Vicq, commune de 266 âmes, à quelque 7 kms de Beynes, abrite un Musée dédié à un art longtemps considéré comme mineur mais qui s'étend désormais dans le monde entier, tout en étant accessible à tous.

On l'appelle le MIDAN, pour Musée International d'Art Naïf. Un sigle abrupt pour désigner un lieu recélant les richesses d'une collection internationale. L'art naïf est véritablement reconnu dès la fin du XIXe siècle grâce aux œuvres du Douanier Rousseau. Pourtant, le "naïf primitif" est né au Moyen-Âge. Puis il est devenu un art populaire avec l'arrivée de peintres souvent autodidactes, souhaitant retranscrire un univers de rêve et de bonheur. Ces œuvres naïves sont en effet le reflet d'un monde empli de poésie, de fraîcheur et de fantaisie.

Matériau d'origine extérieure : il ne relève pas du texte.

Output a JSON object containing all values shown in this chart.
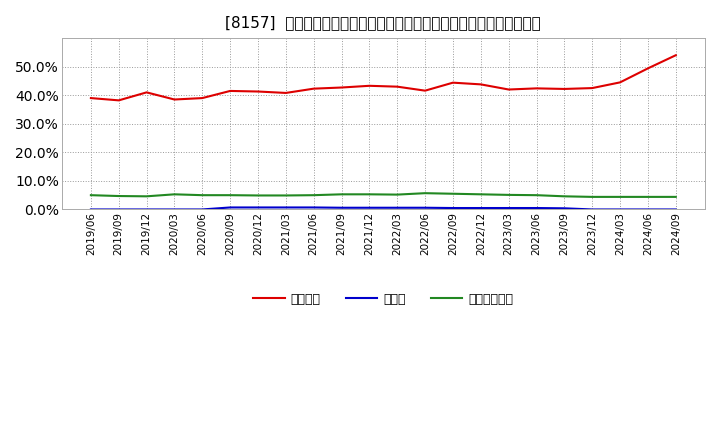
{
  "title": "[8157]  自己資本、のれん、繰延税金資産の総資産に対する比率の推移",
  "x_labels": [
    "2019/06",
    "2019/09",
    "2019/12",
    "2020/03",
    "2020/06",
    "2020/09",
    "2020/12",
    "2021/03",
    "2021/06",
    "2021/09",
    "2021/12",
    "2022/03",
    "2022/06",
    "2022/09",
    "2022/12",
    "2023/03",
    "2023/06",
    "2023/09",
    "2023/12",
    "2024/03",
    "2024/06",
    "2024/09"
  ],
  "jiko_shihon": [
    0.39,
    0.382,
    0.41,
    0.385,
    0.39,
    0.415,
    0.413,
    0.408,
    0.423,
    0.427,
    0.433,
    0.43,
    0.416,
    0.444,
    0.438,
    0.42,
    0.424,
    0.422,
    0.425,
    0.445,
    0.494,
    0.54
  ],
  "noren": [
    0.0,
    0.0,
    0.0,
    0.0,
    0.0,
    0.007,
    0.007,
    0.007,
    0.007,
    0.006,
    0.006,
    0.006,
    0.006,
    0.005,
    0.005,
    0.005,
    0.005,
    0.004,
    0.0,
    0.0,
    0.0,
    0.0
  ],
  "kurinobe_zeikinn": [
    0.05,
    0.047,
    0.046,
    0.053,
    0.05,
    0.05,
    0.049,
    0.049,
    0.05,
    0.053,
    0.053,
    0.052,
    0.057,
    0.055,
    0.053,
    0.051,
    0.05,
    0.046,
    0.044,
    0.044,
    0.044,
    0.044
  ],
  "jiko_color": "#dd0000",
  "noren_color": "#0000cc",
  "kurinobe_color": "#228822",
  "legend_labels": [
    "自己資本",
    "のれん",
    "繰延税金資産"
  ],
  "ylim": [
    0.0,
    0.6
  ],
  "yticks": [
    0.0,
    0.1,
    0.2,
    0.3,
    0.4,
    0.5
  ],
  "background_color": "#ffffff",
  "plot_bg_color": "#ffffff",
  "grid_color": "#999999",
  "title_fontsize": 11,
  "linewidth": 1.5
}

Un éditeur d'art, Max Fourny, passionné par cette forme d'art, a passé une partie de sa vie à constituer une collection riche de plus de neuf cents œuvres, peintures et sculptures, en provenance de plus de 40 pays. C'est donc à Vicq, dans sa maison de campagne, transformée dès 1973 en Musée, qu'il décida de faire découvrir au public sa collection, en grande partie, données par les artistes. Ainsi, des peintres de renommée internationale sont exposées, dont le brésilien Luis Carlos Figueiredo, récemment décédé, ou le français Michel Delacroix, pour ne citer qu'eux. Après le décès de Max Fourny, en 1991, Françoise Adnet, son épouse, elle-même artiste peintre, poursuit le travail de collecte et fait don du Musée, en 1996, à la Mairie de Vicq, à la condition qu'il reste ouvert au public.

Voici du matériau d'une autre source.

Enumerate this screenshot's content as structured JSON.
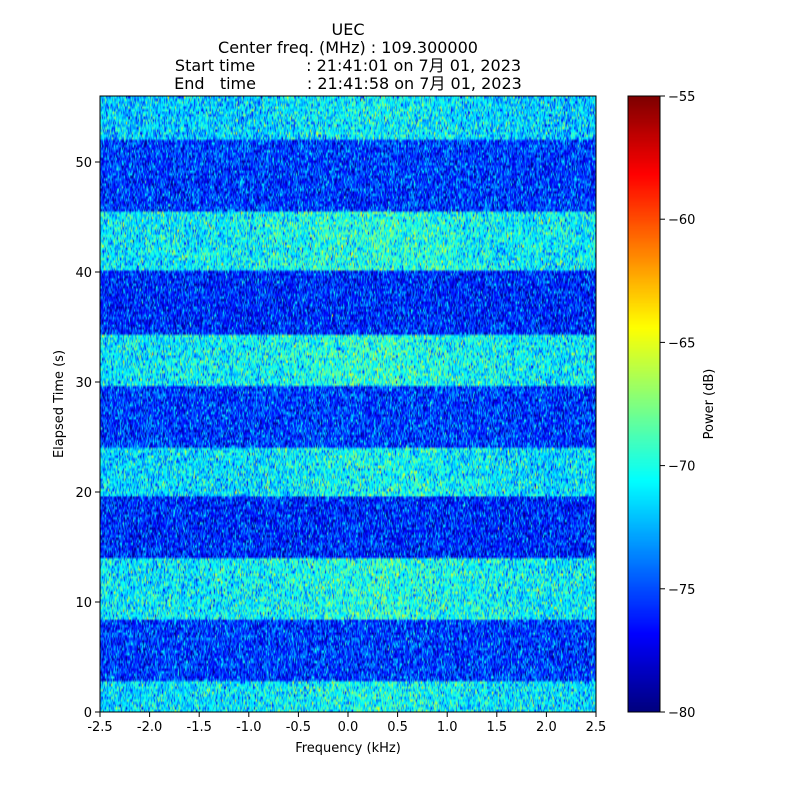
{
  "chart_data": {
    "type": "heatmap",
    "title_lines": [
      "UEC",
      "Center freq. (MHz) : 109.300000",
      "Start time          : 21:41:01 on 7月 01, 2023",
      "End   time          : 21:41:58 on 7月 01, 2023"
    ],
    "xlabel": "Frequency (kHz)",
    "ylabel": "Elapsed Time (s)",
    "xlim": [
      -2.5,
      2.5
    ],
    "ylim": [
      0,
      56
    ],
    "x_ticks": [
      -2.5,
      -2.0,
      -1.5,
      -1.0,
      -0.5,
      0.0,
      0.5,
      1.0,
      1.5,
      2.0,
      2.5
    ],
    "x_tick_labels": [
      "-2.5",
      "-2.0",
      "-1.5",
      "-1.0",
      "-0.5",
      "0.0",
      "0.5",
      "1.0",
      "1.5",
      "2.0",
      "2.5"
    ],
    "y_ticks": [
      0,
      10,
      20,
      30,
      40,
      50
    ],
    "y_tick_labels": [
      "0",
      "10",
      "20",
      "30",
      "40",
      "50"
    ],
    "colorbar": {
      "label": "Power (dB)",
      "range": [
        -80,
        -55
      ],
      "ticks": [
        -80,
        -75,
        -70,
        -65,
        -60,
        -55
      ],
      "tick_labels": [
        "−80",
        "−75",
        "−70",
        "−65",
        "−60",
        "−55"
      ],
      "colormap": "jet"
    },
    "bands": [
      {
        "t_start": 0.0,
        "t_end": 2.9,
        "level": "high",
        "mean_db": -71.5
      },
      {
        "t_start": 2.9,
        "t_end": 8.5,
        "level": "low",
        "mean_db": -75.5
      },
      {
        "t_start": 8.5,
        "t_end": 14.0,
        "level": "high",
        "mean_db": -71.0
      },
      {
        "t_start": 14.0,
        "t_end": 19.6,
        "level": "low",
        "mean_db": -76.0
      },
      {
        "t_start": 19.6,
        "t_end": 24.0,
        "level": "high",
        "mean_db": -71.5
      },
      {
        "t_start": 24.0,
        "t_end": 29.6,
        "level": "low",
        "mean_db": -75.5
      },
      {
        "t_start": 29.6,
        "t_end": 34.2,
        "level": "high",
        "mean_db": -71.0
      },
      {
        "t_start": 34.2,
        "t_end": 40.1,
        "level": "low",
        "mean_db": -76.0
      },
      {
        "t_start": 40.1,
        "t_end": 45.6,
        "level": "high",
        "mean_db": -71.0
      },
      {
        "t_start": 45.6,
        "t_end": 52.0,
        "level": "low",
        "mean_db": -75.5
      },
      {
        "t_start": 52.0,
        "t_end": 56.0,
        "level": "high",
        "mean_db": -72.0
      }
    ],
    "grid": false
  }
}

Dès 1994, des bénévoles regroupés en association se sont investis pour assurer l'accueil du public et aménager, peu à peu, des salles supplémentaires. Depuis 2001, Daniel Besseiche, marchand d'art, assure la gestion du lieu, dans le cadre d'une nouvelle association.

Aujourd'hui, l'objectif est de mettre en valeur le patrimoine du Musée mais aussi de l'étoffer, en intégrant de nouvelles œuvres. Ainsi des contacts sont pris avec les ambassades des pays où l'art naïf est développé, principalement en Europe de l'Est, Amérique Centrale et du Sud, au Maroc... afin de répérer de nouveaux artistes. Le Musée propose à ses quelques 6000 visiteurs annuels, 3 expositions sur différents thèmes. Chacune d'entre elles permet de découvrir une partie de la collection. Des expositions itinérantes sont également organisées, principalement auprès des collectivités territoriales. Enfin, les enfants via les écoles maternelles et primaires notamment, peuvent se familiariser avec l'art naïf, lors d'accueil de groupes. Max Fourny a fait de la constitution de ce fonds, l'œuvre de sa vie. Il a contribué à faire connaître et à réhabiliter cet art, souvent méconnu et déprécié. Peu de musées en France, et même dans le monde, consacrent autant d'énergie et de moyens à mettre en valeur cet art si particulier et pourtant si populaire.